JPS loses bid to recover $4.27b in salaries
Jamaica Public Service Company (JPS) has failed in its bid to recover $4.27 billion incurred in salaries for employees as a result of a reclassification exercise.
The utility had turned to the courts after the Office of Utilities Regulation (OUR) rejected the claim in JPS' application for an increase in its price cap.
More recently, JPS challenged the decision of Justice James Thompson, who had dismissed its application for judicial review of the decision of the All-Island Electricity Appeal Tribunal, which determined that the OUR was correct in refusing the utility's 2009 claim.
JPS had relied on the Z-factor clause, which is the allowed percentage increase in the price cap index due to events that affect the licencee's costs but are not as a result of the licencee's managerial decisions, and are not captured by the other elements of the price cap mechanism.
However, the Court of Appeal found that the OUR was correct in determining that JPS' claim could not be considered under the Z-factor provision because the reclassification/ salary review exercise was effected as a result of managerial decisions.
Justice Hilary Phillips, in outlining the case, noted that the events giving rise to the appeal spanned more than 10 years. The case was completed in March.
JPS was controlled by the Government, the majority shareholder, up to 2001. In 1999, the power utility commenced a reorganisation of its operations by way of a job reclassification and salary re-evaluation in order to improve efficiency. As a consequence, the staff complement was reduced by 20 per cent.
JPS also commenced discussions with the trade unions in relation to the reclassification and salary evaluation process for the remaining employees.
In April 2001, United States-based Mirant Corporation acquired the majority shareholding in JPS. The terms of the acquisition coincided with the issuing of the JPS 2001 all-island electricity licence.
JPS and the unions continued their discussions, but a dispute arose concerning the salary structure to be employed with respect to the job evaluation and reclassification and the effective date of payment of the new rates.
The dispute traversed from the negotiating table to the Industrial Disputes Tribunal (IDT), and then the courts.
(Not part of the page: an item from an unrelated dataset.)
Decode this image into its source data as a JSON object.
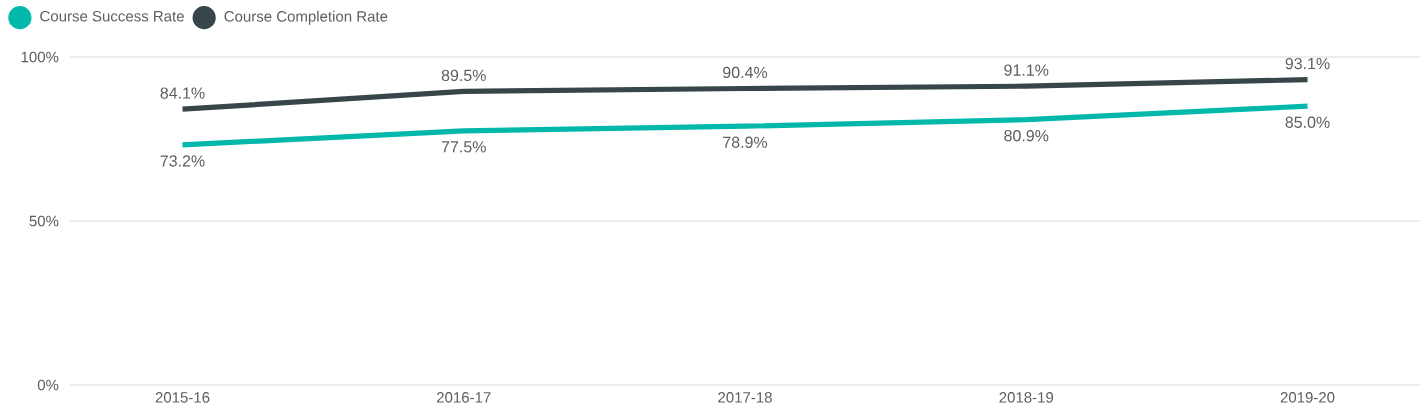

In May 2008, JPS and the unions reached an agreement under which the salaries were adjusted to conform with a 2003 IDT award. This comprised increases in salary and related costs retroactive to 2001, amounting to $4.27 billion. The figure was inclusive of the opportunity cost of capital of $721.54 million.
In March 2009, JPS filed a claim with the OUR to recover the $4.27 billion in its application for an increase in the price cap, relying on the Z-factor provision of the 2001 licence. OUR rejected the claim.
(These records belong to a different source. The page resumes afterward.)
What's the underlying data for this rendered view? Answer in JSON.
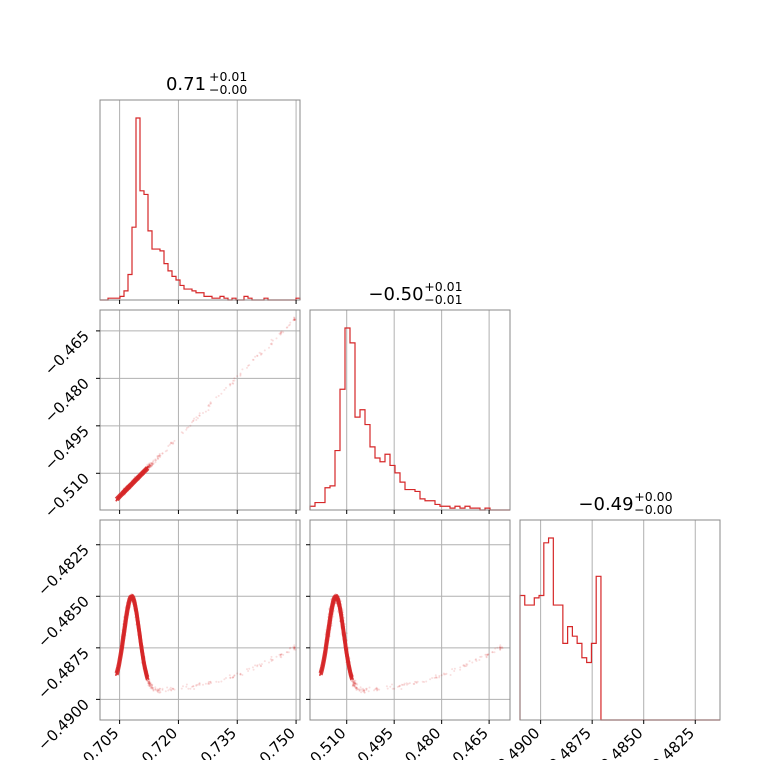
{
  "chart_data": {
    "type": "corner",
    "color": "#d62728",
    "grid": true,
    "titles": [
      {
        "value": "0.71",
        "plus": "+0.01",
        "minus": "−0.00"
      },
      {
        "value": "−0.50",
        "plus": "+0.01",
        "minus": "−0.01"
      },
      {
        "value": "−0.49",
        "plus": "+0.00",
        "minus": "−0.00"
      }
    ],
    "ranges": [
      [
        0.7,
        0.751
      ],
      [
        -0.5216,
        -0.4584
      ],
      [
        -0.491,
        -0.4813
      ]
    ],
    "ticks": [
      {
        "values": [
          0.705,
          0.72,
          0.735,
          0.75
        ],
        "labels": [
          "0.705",
          "0.720",
          "0.735",
          "0.750"
        ]
      },
      {
        "values": [
          -0.51,
          -0.495,
          -0.48,
          -0.465
        ],
        "labels": [
          "−0.510",
          "−0.495",
          "−0.480",
          "−0.465"
        ]
      },
      {
        "values": [
          -0.49,
          -0.4875,
          -0.485,
          -0.4825
        ],
        "labels": [
          "−0.4900",
          "−0.4875",
          "−0.4850",
          "−0.4825"
        ]
      }
    ],
    "histograms": [
      {
        "counts": [
          0,
          0,
          1,
          1,
          1,
          2,
          5,
          14,
          40,
          100,
          60,
          58,
          38,
          28,
          28,
          27,
          20,
          16,
          13,
          11,
          8,
          6,
          6,
          5,
          4,
          4,
          2,
          2,
          1,
          1,
          2,
          1,
          0,
          1,
          0,
          0,
          2,
          1,
          0,
          0,
          0,
          1,
          0,
          0,
          0,
          0,
          0,
          0,
          0,
          1
        ]
      },
      {
        "counts": [
          2,
          4,
          4,
          12,
          13,
          32,
          65,
          98,
          90,
          50,
          54,
          46,
          34,
          28,
          26,
          30,
          24,
          20,
          15,
          11,
          11,
          10,
          6,
          5,
          5,
          3,
          2,
          2,
          1,
          2,
          1,
          2,
          1,
          1,
          0,
          1,
          0,
          0,
          0,
          0
        ]
      },
      {
        "counts": [
          52,
          48,
          48,
          51,
          52,
          74,
          76,
          48,
          48,
          32,
          39,
          35,
          32,
          26,
          24,
          32,
          60,
          0,
          0,
          0,
          0,
          0,
          0,
          0,
          0,
          0,
          0,
          0,
          0,
          0,
          0,
          0,
          0,
          0,
          0,
          0,
          0,
          0,
          0,
          0,
          0,
          0
        ]
      }
    ]
  }
}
In the Court of Appeal's judgment, Justice Phillips noted that JPS accepted that the decision to undertake the job and reclassification exercise, and to re-engage consultants for a second job evaluation and compensation review, were all managerial decisions.
The utility had contended that the managerial decisions addressed in the Z-factor clause would not refer to decisions taken before the issue of the licence, but to those made subsequently.
The judge disagreed.
"In my view, in reading the clause as it exists, there is no ambiguity, there is no commercial absurdity, and in any event, it would have been JPS who would have had to prove that one exists, which in my opinion, it has failed to do," Justice Phillips said.
"Additionally, in my view, there was no basis on which one could have implied that the managerial decisions referred to in the Z-factor clause must relate to those decisions occurring before the implementation of the licence, without which the new regime would lack efficacy," she said.